I used to watch My 600-Lb Life as a kid. I don’t know why. Even 10-year-old me recognized that the show was extremely depressing. But, for whatever reason, whenever it showed up on TLC and I had nothing else to do, I stopped and watched. If you somehow haven’t heard of the show, each episode is set up the same way: the viewer is introduced to an individual typically weighing at least 600 pounds, there are segments devoted to documenting the individual’s home life (usually characterized by a lack of mobility and severe dependence on another person during their day-to-day life), and the individual meets with Dr. Now and then embarks on a weight loss journey to qualify for bariatric surgery (a surgery that limits stomach capacity to make calorie restriction easier).
While I never watch the show now, little-me would sit and watch other people’s slow, agonizing lives until something else caught my fleeting fancy. Maybe it was a book, or maybe my mom enticed me to the kitchen table with Play-Doh. But, just like that, it was over. Show’s done. Fin.
Why is this relevant? Well, recently, I started working in Patient Transport. Which basically means that I get paid to move patients from place to place throughout the hospital. Being in a hospital is both exhilarating and enlightening. I see things I’ve never seen before, and I see things I’ve seen a million times before, in My 600-Lb Life and in real life now: bed-bound, dialysis-bound, obese patients that will likely spend the rest of their—statistically shortened—lives severely limited by their health.
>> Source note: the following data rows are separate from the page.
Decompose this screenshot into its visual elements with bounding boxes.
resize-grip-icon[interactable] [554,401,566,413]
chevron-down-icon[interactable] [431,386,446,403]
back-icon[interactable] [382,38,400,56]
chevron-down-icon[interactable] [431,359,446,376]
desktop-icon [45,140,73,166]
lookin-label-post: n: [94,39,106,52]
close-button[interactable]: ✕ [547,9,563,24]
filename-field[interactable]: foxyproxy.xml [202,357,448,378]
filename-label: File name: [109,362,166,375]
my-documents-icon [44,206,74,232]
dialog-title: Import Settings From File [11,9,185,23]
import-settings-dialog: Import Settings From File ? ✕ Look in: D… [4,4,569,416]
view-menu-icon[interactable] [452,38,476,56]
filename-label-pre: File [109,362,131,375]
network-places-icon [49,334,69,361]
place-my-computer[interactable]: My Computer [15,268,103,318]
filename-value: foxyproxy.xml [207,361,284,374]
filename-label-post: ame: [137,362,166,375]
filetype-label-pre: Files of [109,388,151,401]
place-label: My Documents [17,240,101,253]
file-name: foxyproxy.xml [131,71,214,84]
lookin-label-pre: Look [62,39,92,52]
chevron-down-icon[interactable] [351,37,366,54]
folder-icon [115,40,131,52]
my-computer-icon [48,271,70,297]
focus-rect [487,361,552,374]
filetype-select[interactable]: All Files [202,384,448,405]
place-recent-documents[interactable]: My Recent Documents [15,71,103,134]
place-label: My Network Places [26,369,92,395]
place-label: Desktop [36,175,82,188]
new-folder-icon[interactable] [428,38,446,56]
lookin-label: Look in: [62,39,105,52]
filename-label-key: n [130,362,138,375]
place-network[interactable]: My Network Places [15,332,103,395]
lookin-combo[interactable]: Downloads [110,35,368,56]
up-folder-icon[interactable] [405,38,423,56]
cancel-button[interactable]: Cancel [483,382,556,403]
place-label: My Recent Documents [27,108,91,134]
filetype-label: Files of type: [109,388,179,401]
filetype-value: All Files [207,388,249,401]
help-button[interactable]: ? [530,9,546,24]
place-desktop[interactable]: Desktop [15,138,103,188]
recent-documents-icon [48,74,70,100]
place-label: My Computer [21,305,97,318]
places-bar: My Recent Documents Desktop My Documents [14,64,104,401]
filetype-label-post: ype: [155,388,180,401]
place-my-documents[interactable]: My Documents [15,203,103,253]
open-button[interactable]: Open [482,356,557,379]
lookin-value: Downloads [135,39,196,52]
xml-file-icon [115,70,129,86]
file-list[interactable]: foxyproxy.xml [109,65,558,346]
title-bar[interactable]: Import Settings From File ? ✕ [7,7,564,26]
I would like to inject here that I do not mean to moralize obese people. The states they find themselves in are not simply a matter of individual choice but rather a symptom of a much more serious, more endemic issue in the United States (and perhaps other neo-liberalist economies): the prioritization of corporate interests over the happiness and longevity of common people. Specifically, I am disturbed by how inactive the United States government is in fighting the obesity epidemic, an epidemic sprouting from an overabundance and over-availability of curated-to-be-addictive, unhealthy, calorie-dense foods paired with well-researched, extremely effective advertising and a lack of equally easy alternatives, all of which comes together to build a food atmosphere where only 26.4% of adults aren’t overweight or obese. And while BMI—the scale used to delineate weight categories—is most definitely a flawed measure, especially for anyone not Caucasian, it still has merits as a predictor of health outcomes.
This isn’t an issue that can be ignored. For the sake of our country’s people, our government needs to acknowledge that this isn’t a problem that will remedy itself. I could turn off My 600-Lb Life anytime I wanted to, but one cannot simply turn off and tune out a stunted life expectancy partially attributed to ever-expanding waistlines.
There is a need for policy in the United States that prioritizes the health of individuals over the profit of corporations that lobby for pizza sauce to be considered a vegetable (and win), over the allowance of misleading health claims on packaging, and the band aid on an open wound that is the failure of nutrition labeling in the United States.
There is a need for committed policies that grant access to affordable health foods, incorporate healthy cooking into early childhood education, and significantly decrease access to affordable unhealthy foods. Policies need to be utilized to encourage the formation of a healthy food culture that fights childhood and the resultant adulthood obesity, so that people are no longer put in a situation where they must constantly intentionally choose between instant gratification and their health.